Opportunities for Relief and Growth Abound
The essence of this sacred interpretation can be applied to our everyday lives as well. Upon waking, you can either see the day in front of you as a buffet table loaded with painful and pleasurable experiences, or you can look at every encounter as spiritual training – with the goal being to become more clear and resourceful in the moment.
Here’s a little secret: children are amazing barometers of how we adults are operating. After all, they haven’t been “conditioned” by growing up – so they’re intuitive masters.

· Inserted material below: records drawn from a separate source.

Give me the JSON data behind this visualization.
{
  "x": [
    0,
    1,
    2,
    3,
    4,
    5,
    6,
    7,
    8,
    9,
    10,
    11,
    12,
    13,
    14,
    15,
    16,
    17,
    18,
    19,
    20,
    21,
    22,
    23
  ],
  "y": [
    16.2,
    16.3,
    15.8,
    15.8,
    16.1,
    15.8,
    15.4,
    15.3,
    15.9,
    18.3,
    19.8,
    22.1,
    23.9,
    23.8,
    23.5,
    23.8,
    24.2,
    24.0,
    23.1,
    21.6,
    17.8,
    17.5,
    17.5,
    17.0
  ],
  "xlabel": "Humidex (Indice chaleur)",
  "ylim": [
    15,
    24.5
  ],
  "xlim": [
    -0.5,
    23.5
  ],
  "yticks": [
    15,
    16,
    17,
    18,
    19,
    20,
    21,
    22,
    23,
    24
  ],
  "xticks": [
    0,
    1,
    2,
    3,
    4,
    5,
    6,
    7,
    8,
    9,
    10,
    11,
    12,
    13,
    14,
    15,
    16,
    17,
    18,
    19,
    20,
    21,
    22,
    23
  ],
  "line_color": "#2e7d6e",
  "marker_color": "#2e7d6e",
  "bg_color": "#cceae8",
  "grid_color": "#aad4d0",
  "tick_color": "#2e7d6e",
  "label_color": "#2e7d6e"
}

When my mighty three-year-old son, River, comes into the room and asks me a question, he immediately knows whether or not I’m giving him my full attention. He sees straight through any clouds of distraction and does whatever it takes to shake me back into the present moment.
On the flip side, when I am completely engaged in our interaction, River and I experience a fluid dance of souls. As we whirl, he teaches me things with his words and gestures that are too deeply gratifying to express.
Is it possible for us to tango with crisis and pain in the same way we would with a loved one? Seems kind of absurd at first, but the masters see the good and the bad, the light and the dark, the joyous and the terrifying as two sides of the same coin. They aren’t tempted by the fleeting comforts of the “good” nor are they rattled by the shadows that can sometimes be found in the “bad”.
Once we get past their foreboding exterior, we begin to see pain and crisis as something far more sacred than we ever knew. A shaman might call them a catalyst for spiritual evolution.
Answer this question honestly: Is there a point of pain or stress in your life right now that is actually a misunderstood doorway to your more evolved self?